The Inquiry Agent — William King

A not quite noir fiction this is the story of a man trying to make the best of very hard times. All the elements of the standard detective story are here: A good guy trying to make it in a bad world, no breaks but bad breaks, and not a soul to lean on. Nineteenth century London makes those cliché’s work.

No matter the century, a PI has to have some luck, some skill, and a whole lot of willingness to sidestep the finer points of the legal system to do his job. Denzel Washington was pretty good example of the borderline ant-hero in Walter Moseley’s Devil in a Blue Dress, a couple of years ago. You sympathize with the character because he knows the difference between right and wrong, and he knows the world is not the place to divide things into such simple terms.

In a world where one wrong step can lead to the poor house, the penal colonies or the gallows, the choices a man makes highlight all the things a private detective faces. Here we become acquainted with a beleaguered Inquiry Agent, a little run down at the heels, trying to make a living and remain on the honest side of the law. I expected this to be a story with few surprises; a pleasant enough fiction of criminals and their undoing, and of heroes making the leg work pay off for a happy ending. A tale of trying to make it in a desperate city at a desperate time the twists are dark and winding like the alleys and passages of the slums of London. Places and faces our hero knows only too well from his days on the newly minted London police force.

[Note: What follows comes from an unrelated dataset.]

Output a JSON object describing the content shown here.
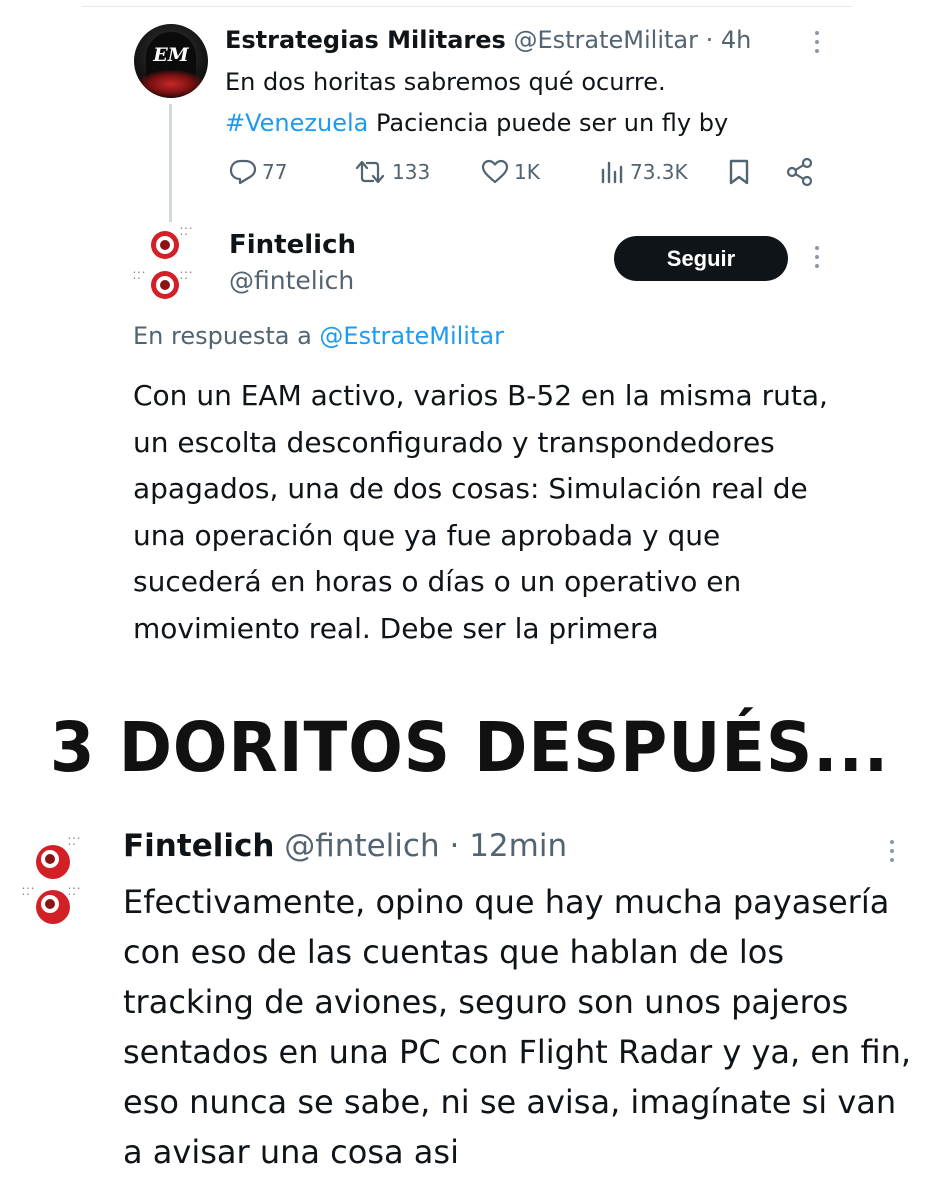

In this case, Mr. John Brodie is on his own, trying to put a roof over the head of his children and food on the table. The loss of his wife and some of his children to consumption, weighs on him as heavily as the bill he owes to the butcher, the baker and the doctor treating his daughter for the same disease. He has a son who tries to be strong at a tender age, and a housekeeper who looks after them all. His hardened sense of morality plays a part in his need to turn a blind but protective eye to all manner of characters inhabiting the hopeless warrens of a Dickensian urban landscape.

Hired by a very rich man to recover items lost in a house-breaking, Brodie is instructed not to accost the culprits for arrest, but only to regain the missing documents. There is more to the story than the chase, but in the chase lie the details. It isn’t until much later that motivations are divulged and the final hook is placed, revealing what may or may not be the most obvious element of the plot of the story but certainly the cause of much of Brodie’s soul-searching, and his final solution to the problems he faces.